Meredith Hegg, who is a lesbian, and out gay men Damien Warsavage and David Neill will swear into the nine-person elected school board for four-year terms on Dec. 3.
The appointments were part of a blue wave of Democratic victories that swept over Delaware County during Pennsylvania’s Nov. 5 general election. Upper Darby Democratic Councilmember Barbarann Keffer rang in an end to the 10-year leadership of Mayor Tom Micozzie, a Republican first elected to the position in 2009. The five-seat Delaware County Council will also turn entirely Democrat-controlled, destabilizing a Republican stronghold that lasted for generations.
Warsavage, 34, was born in Bryn Mawr and spent his academic career in the Upper Darby School District. Having out folks on the school board is important because of their ability to better represent the experiences of the region’s LGBTQ young people, he said.
It makes a powerful impact when LGBTQ board members “who think like you, who feel like you, who look like you, who celebrate like you, who triumph like you, who go through tragedy like you,” are making policies to ensure fair treatment and protections for queer students, Warsavage said.
As a certified recovery specialist, Warsavage added he aims to make the Upper Darby school system more “recovery ready” and provide peer-based support to students and families experiencing the impacts of substance use disorder. His passion for the cause stems from how addiction affected his own family. Warsavage’s brother died by overdose April 3, 2014. That same week, his father died in his sleep from alcoholism while lying next to Warsavage’s mother — on the morning of his brother’s funeral.
Warsavage also intends to bolster Upper Darby’s equity program to ensure teachers and school district leaders are empathetic, understanding and empowering to students from diverse backgrounds, including the LGBTQ community, he told PGN.
Upper Darby School District, which serves students from Upper Darby Township, Clifton Heights Borough and Millbourne Borough, represents young learners who speak more than 70 languages and hail from more than 60 countries, according to the school district’s website. The district’s budget exceeds $165 million to benefit approximately 12,000 students.
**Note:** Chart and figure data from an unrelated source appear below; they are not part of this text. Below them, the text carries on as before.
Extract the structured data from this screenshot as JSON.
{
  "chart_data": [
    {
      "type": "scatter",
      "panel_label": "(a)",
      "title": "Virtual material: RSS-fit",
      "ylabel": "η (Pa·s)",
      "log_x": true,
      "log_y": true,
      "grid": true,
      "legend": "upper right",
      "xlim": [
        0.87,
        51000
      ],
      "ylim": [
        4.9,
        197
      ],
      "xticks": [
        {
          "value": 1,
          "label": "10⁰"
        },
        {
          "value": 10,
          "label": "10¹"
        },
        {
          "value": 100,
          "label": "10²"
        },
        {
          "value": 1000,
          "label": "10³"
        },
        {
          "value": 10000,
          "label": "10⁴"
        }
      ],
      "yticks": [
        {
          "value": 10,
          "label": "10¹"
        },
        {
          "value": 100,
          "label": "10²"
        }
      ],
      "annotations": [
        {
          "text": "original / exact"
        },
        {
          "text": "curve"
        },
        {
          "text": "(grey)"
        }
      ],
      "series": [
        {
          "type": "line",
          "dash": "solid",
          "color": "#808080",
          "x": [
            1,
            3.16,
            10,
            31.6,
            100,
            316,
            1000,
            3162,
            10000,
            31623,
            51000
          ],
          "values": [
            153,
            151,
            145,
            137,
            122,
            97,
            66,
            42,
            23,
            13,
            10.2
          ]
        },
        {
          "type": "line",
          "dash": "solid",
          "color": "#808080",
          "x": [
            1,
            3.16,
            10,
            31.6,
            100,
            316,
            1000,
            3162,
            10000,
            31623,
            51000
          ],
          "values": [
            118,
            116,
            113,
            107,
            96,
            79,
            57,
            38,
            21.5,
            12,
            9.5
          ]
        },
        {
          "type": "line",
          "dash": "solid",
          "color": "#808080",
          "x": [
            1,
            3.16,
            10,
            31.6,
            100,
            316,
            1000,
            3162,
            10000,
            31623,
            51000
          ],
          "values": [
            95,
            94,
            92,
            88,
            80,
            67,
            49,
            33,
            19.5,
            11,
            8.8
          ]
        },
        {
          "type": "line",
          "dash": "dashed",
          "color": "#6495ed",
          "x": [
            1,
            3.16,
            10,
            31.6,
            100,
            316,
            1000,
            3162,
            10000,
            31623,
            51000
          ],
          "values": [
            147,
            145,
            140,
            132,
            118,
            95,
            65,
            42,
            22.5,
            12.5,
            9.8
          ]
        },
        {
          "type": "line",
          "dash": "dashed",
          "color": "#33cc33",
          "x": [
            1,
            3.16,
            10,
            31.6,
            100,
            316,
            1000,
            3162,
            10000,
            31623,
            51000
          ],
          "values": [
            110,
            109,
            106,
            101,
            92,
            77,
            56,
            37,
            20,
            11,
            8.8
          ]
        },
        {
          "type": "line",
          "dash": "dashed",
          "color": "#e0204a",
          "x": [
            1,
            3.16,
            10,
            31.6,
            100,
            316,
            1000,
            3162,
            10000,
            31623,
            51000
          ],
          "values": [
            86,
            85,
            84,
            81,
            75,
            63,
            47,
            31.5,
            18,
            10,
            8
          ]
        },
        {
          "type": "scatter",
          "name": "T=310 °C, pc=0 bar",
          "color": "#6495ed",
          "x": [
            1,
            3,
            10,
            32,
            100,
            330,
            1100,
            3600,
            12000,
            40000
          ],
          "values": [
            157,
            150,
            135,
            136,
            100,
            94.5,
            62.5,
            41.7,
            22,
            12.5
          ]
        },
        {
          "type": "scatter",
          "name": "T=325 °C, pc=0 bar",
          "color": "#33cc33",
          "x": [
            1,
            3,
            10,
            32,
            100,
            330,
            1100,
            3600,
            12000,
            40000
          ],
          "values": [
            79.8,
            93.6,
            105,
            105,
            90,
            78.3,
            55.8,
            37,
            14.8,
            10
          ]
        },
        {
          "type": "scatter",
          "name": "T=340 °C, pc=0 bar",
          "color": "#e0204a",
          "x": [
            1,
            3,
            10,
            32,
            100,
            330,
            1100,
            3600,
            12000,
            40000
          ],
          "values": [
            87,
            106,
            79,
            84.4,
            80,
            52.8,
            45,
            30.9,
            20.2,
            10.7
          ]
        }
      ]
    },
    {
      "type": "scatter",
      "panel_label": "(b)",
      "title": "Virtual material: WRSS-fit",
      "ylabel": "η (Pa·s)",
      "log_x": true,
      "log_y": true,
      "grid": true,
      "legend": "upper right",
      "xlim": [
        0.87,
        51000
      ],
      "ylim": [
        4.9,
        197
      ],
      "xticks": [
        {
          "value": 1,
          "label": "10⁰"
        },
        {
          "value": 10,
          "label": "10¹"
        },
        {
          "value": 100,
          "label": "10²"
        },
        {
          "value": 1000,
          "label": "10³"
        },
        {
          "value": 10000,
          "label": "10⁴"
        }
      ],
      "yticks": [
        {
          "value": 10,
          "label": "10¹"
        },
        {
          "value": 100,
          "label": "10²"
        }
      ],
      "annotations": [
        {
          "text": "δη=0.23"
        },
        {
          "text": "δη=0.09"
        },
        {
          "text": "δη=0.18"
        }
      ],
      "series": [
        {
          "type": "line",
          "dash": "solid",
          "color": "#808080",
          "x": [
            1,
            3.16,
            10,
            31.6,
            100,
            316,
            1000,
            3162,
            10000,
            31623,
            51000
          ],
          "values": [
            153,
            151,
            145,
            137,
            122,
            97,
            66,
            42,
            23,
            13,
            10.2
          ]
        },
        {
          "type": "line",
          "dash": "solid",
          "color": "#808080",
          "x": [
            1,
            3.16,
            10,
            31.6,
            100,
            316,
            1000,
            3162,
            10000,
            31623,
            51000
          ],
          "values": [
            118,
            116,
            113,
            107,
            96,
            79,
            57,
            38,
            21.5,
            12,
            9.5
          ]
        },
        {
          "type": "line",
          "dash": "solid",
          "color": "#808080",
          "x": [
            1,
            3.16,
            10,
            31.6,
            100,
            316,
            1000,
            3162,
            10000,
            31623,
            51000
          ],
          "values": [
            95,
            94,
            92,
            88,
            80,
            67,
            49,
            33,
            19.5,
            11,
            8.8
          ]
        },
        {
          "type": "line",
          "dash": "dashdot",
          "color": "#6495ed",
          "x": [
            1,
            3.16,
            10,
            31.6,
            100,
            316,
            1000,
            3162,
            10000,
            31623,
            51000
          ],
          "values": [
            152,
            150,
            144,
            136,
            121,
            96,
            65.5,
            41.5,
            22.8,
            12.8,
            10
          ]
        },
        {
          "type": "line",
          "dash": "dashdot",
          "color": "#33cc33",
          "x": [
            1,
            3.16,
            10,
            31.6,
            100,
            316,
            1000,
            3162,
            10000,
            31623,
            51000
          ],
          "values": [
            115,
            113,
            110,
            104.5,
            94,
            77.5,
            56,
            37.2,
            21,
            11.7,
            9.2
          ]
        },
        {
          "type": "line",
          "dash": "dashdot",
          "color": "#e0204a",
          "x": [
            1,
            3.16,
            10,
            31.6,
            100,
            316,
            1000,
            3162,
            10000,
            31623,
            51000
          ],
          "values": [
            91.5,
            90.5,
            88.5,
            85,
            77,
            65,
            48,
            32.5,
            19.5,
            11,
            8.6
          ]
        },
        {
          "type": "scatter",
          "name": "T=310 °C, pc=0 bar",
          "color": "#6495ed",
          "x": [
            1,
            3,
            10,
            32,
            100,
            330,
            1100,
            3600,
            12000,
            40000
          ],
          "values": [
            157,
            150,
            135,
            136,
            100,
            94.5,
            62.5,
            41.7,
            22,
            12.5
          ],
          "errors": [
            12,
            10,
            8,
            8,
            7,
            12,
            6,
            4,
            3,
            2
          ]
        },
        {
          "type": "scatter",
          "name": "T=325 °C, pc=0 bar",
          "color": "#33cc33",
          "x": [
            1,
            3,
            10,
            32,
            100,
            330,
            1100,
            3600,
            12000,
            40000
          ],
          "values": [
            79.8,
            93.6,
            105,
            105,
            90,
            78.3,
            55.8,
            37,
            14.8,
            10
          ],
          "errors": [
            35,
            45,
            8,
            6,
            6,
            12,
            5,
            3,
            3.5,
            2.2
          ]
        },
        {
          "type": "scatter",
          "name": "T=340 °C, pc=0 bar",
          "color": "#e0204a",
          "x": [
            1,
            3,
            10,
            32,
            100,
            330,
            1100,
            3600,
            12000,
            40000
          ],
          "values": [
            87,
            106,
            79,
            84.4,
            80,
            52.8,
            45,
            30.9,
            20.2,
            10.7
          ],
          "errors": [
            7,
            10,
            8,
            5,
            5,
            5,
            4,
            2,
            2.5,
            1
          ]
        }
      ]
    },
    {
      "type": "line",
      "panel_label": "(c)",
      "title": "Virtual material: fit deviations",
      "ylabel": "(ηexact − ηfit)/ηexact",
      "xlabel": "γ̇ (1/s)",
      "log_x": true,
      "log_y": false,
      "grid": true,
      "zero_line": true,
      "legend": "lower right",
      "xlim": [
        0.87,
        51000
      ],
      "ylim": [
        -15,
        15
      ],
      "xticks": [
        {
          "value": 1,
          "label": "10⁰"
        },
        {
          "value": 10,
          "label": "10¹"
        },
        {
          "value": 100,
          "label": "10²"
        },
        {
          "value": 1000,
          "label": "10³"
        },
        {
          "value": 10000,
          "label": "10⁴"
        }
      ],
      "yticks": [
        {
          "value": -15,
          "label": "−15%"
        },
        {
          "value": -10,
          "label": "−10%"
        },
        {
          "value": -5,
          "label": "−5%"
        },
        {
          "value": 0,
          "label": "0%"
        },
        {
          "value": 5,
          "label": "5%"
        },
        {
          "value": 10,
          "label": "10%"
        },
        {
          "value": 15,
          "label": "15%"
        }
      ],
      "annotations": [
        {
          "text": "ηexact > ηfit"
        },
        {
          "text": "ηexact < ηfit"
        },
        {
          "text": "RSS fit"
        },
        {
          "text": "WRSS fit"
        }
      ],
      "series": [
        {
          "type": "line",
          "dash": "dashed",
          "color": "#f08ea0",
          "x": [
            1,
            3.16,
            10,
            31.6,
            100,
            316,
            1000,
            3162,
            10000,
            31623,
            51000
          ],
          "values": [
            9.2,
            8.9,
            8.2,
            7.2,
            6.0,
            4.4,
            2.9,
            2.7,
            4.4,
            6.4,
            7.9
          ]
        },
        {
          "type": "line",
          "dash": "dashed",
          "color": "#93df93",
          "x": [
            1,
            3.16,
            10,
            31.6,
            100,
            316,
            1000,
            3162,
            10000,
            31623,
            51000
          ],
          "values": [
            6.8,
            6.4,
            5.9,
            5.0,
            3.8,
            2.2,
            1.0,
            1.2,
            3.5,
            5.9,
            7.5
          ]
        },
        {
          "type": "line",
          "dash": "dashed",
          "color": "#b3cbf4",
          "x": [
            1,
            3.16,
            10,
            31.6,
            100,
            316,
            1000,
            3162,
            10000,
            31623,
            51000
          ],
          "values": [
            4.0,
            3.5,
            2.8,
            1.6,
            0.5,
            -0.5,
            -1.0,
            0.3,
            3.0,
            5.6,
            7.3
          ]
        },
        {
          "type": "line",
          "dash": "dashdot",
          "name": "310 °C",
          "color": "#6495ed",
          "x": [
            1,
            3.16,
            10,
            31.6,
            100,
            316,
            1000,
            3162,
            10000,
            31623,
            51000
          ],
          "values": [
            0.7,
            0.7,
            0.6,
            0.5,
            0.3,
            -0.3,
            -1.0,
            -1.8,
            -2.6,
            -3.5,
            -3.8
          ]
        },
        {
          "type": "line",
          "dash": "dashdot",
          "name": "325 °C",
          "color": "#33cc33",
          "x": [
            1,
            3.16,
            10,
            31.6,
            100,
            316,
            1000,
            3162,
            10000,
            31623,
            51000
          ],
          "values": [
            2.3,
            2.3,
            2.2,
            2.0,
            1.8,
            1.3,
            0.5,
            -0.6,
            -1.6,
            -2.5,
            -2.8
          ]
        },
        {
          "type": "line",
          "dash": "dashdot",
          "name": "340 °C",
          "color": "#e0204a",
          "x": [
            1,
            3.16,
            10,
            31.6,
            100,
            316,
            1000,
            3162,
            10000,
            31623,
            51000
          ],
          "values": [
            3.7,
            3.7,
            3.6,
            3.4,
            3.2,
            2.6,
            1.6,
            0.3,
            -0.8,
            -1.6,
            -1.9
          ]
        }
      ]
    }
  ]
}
In line with Pennsylvania law, the school board positions are unpaid. Upper Darby School District Superintendent Daniel McGarry holds an additional non-voting position on the board as part of his salaried, non-elected position, in which he reports to the elected officials.
Hegg, 41, attended Swarthmore College before moving permanently to DelCo, where she resides with her wife and 5-year-old twins in Clifton Heights, in 2004. The California native said she wanted to ensure high-caliber public education for young learners like her offspring, prompting her school board bid.
Hegg plans to champion environmental issues, such as advocating for renewable energy and energy-efficiency measures in the area’s schools, and the building of a new middle school to address overcrowding in the district’s educational facilities. She also said she hopes having three LGBTQ people on the school board sends a positive message about the future to young people who are struggling to understand their identities.
“We have LGBTQ middle-school students and high-school students who aren’t sure yet where they’re headed, how their life is going to look as a queer person, that they may or may not feel comfortable coming out to their family. They may or may not feel sure exactly how they identify,” Hegg added. “Awareness of and sensitivity to that [on the board] is incredibly important.”
Neill, a 34-year-old Drexel Hill resident, will join Upper Darby’s school board as a life-long educator. With a background in teaching special education, he currently teaches business at Haverford High School and is certified to educate in seven subject areas including history, math, marketing and earth and space science.
Neill hopes to get the area’s school system to buckle down on early education with initiatives like day-long kindergarten, district-sponsored head start programs and increased emphasis on learning before the third grade, in addition to serving as a role model for LGBTQ students, he told PGN. As an openly-gay business teacher, Neill added he strives to squash stereotypes of what an LGBTQ person looks like while fostering a comfortable environment for young folks to come out.
“Now that [LGBTQ board members] have a say at the table, we can actually drive the discussion, and we can enact policies that protect our students, whether it’s chosen pronouns, inclusive practices,” Neill said. “It’s nice to actually see someone from the community who’s openly LGBTQ serving in some capacity on administration, whether it’s township council, school board. They’re just visible.”